Supported Operating Systems for Bitcoin Core
Several notable changes have been introduced in this version. One important change is the allowance of transactions of non-witness size 65 bytes and above by the mempool and relay policy. This change enhances the protection against CVE-2017-12842 and enables new use cases for smaller transaction sizes.
New RPCs have been added as well. The scan blocks RPC facilitates the retrieval of relevant block hashes from a set of descriptors by scanning all block filters within a given range. Users can use this RPC in conjunction with other RPCs like “get block header” and “rescan-blockchain” to achieve faster wallet rescans. It requires constructing a compact block filter index (-blockfilterindex=1) by the node.
Additionally, existing RPCs have also been updated. All JSON-RPC methods now accept a newly named parameter called args, allowing the passing of positional parameter values conveniently. This change simplifies parameter naming, improving the Python test framework and bitcoin-cli tool’s usability.
Certain RPCs now include the addition of the min conf and maxconf options, enabling users to specify the minimum and a maximum number of confirmations for spent UTXOs. The list-unspent RPC now includes the option to include coinbase UTXOs that don’t meet the minimum spend ability depth requirement.
GUI Changes: Enhancements
Moreover, the GUI has seen some changes too. The “Mask values” option is now persistent and affects both the “Overview” and “Transaction” views.

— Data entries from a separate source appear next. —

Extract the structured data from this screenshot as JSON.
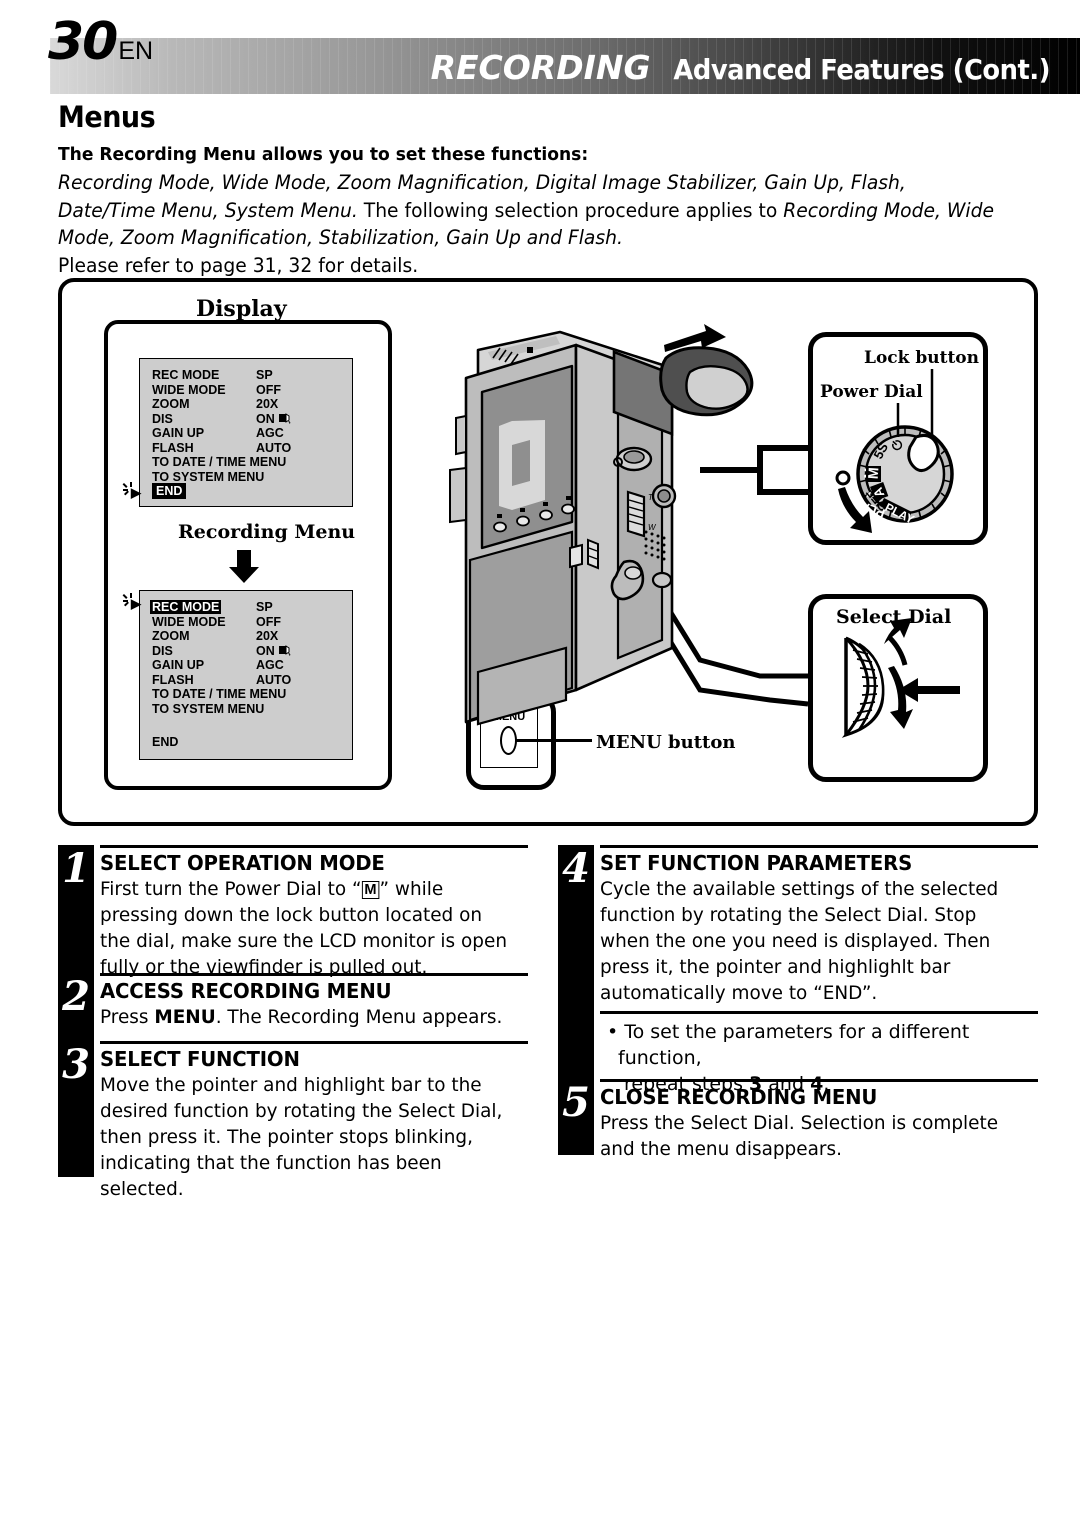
{
  "header": {
    "page_number": "30",
    "page_locale": "EN",
    "title_main": "RECORDING",
    "title_sub": "Advanced Features (Cont.)"
  },
  "section": {
    "title": "Menus",
    "lead": "The Recording Menu allows you to set these functions:",
    "body_line1_italic": "Recording Mode, Wide Mode, Zoom Magnification, Digital Image Stabilizer, Gain Up, Flash, Date/Time",
    "body_line2_italic_a": "Menu, System Menu.",
    "body_line2_plain": " The following selection procedure applies to ",
    "body_line2_italic_b": "Recording Mode, Wide Mode, Zoom",
    "body_line3_italic": "Magnification, Stabilization, Gain Up and Flash.",
    "body_line4": "Please refer to page 31, 32 for details."
  },
  "diagram": {
    "display_label": "Display",
    "recording_menu_caption": "Recording Menu",
    "menu_screen_1": {
      "rows": [
        {
          "label": "REC MODE",
          "value": "SP"
        },
        {
          "label": "WIDE MODE",
          "value": "OFF"
        },
        {
          "label": "ZOOM",
          "value": "20X"
        },
        {
          "label": "DIS",
          "value": "ON"
        },
        {
          "label": "GAIN UP",
          "value": "AGC"
        },
        {
          "label": "FLASH",
          "value": "AUTO"
        },
        {
          "label": "TO DATE / TIME MENU",
          "value": ""
        },
        {
          "label": "TO SYSTEM MENU",
          "value": ""
        }
      ],
      "end_label": "END",
      "end_highlighted": true,
      "pointer_glyph": "▶"
    },
    "menu_screen_2": {
      "rows": [
        {
          "label": "REC MODE",
          "value": "SP"
        },
        {
          "label": "WIDE MODE",
          "value": "OFF"
        },
        {
          "label": "ZOOM",
          "value": "20X"
        },
        {
          "label": "DIS",
          "value": "ON"
        },
        {
          "label": "GAIN UP",
          "value": "AGC"
        },
        {
          "label": "FLASH",
          "value": "AUTO"
        },
        {
          "label": "TO DATE / TIME MENU",
          "value": ""
        },
        {
          "label": "TO SYSTEM MENU",
          "value": ""
        }
      ],
      "end_label": "END",
      "end_highlighted": false,
      "highlighted_row_label": "REC MODE",
      "pointer_glyph": "▶"
    },
    "callouts": {
      "lock_button": "Lock button",
      "power_dial": "Power Dial",
      "select_dial": "Select Dial",
      "menu_button": "MENU button",
      "menu_button_face": "MENU"
    },
    "power_dial_positions": [
      "⏻",
      "5S",
      "M",
      "A",
      "OFF",
      "PLAY"
    ]
  },
  "steps": [
    {
      "number": "1",
      "title": "SELECT OPERATION MODE",
      "body_pre": "First turn the Power Dial to “",
      "body_badge": "M",
      "body_post": "” while pressing down the lock button located on the dial, make sure the LCD monitor is open fully or the viewfinder is pulled out."
    },
    {
      "number": "2",
      "title": "ACCESS RECORDING MENU",
      "body_pre": "Press ",
      "body_bold": "MENU",
      "body_post": ". The Recording Menu appears."
    },
    {
      "number": "3",
      "title": "SELECT FUNCTION",
      "body": "Move the pointer and highlight bar to the desired function by rotating the Select Dial, then press it. The pointer stops blinking, indicating that the function has been selected."
    },
    {
      "number": "4",
      "title": "SET FUNCTION PARAMETERS",
      "body": "Cycle the available settings of the selected function by rotating the Select Dial. Stop when the one you need is displayed. Then press it, the pointer and highlighlt bar automatically move to “END”."
    },
    {
      "number": "5",
      "title": "CLOSE RECORDING MENU",
      "body": "Press the Select Dial. Selection is complete and the menu disappears."
    }
  ],
  "bullet_note": {
    "line1": "• To set the parameters for a different function,",
    "line2_pre": "repeat steps ",
    "line2_b1": "3",
    "line2_mid": " and ",
    "line2_b2": "4",
    "line2_post": "."
  },
  "colors": {
    "ink": "#000000",
    "lcd_background": "#cdcdcd",
    "paper": "#ffffff"
  }
}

The JSON-RPC server now rejects requests with duplicate parameter names, ensuring that it does not silently overwrite earlier parameter values. The list since block RPC now accepts an optional label argument to fetch incoming transactions with a specific label.
However, these are just a few highlights from the extensive list of Bitcoin Core version 25.0 changes. Users are encouraged to explore the full release notes to understand the complete range of improvements and new features.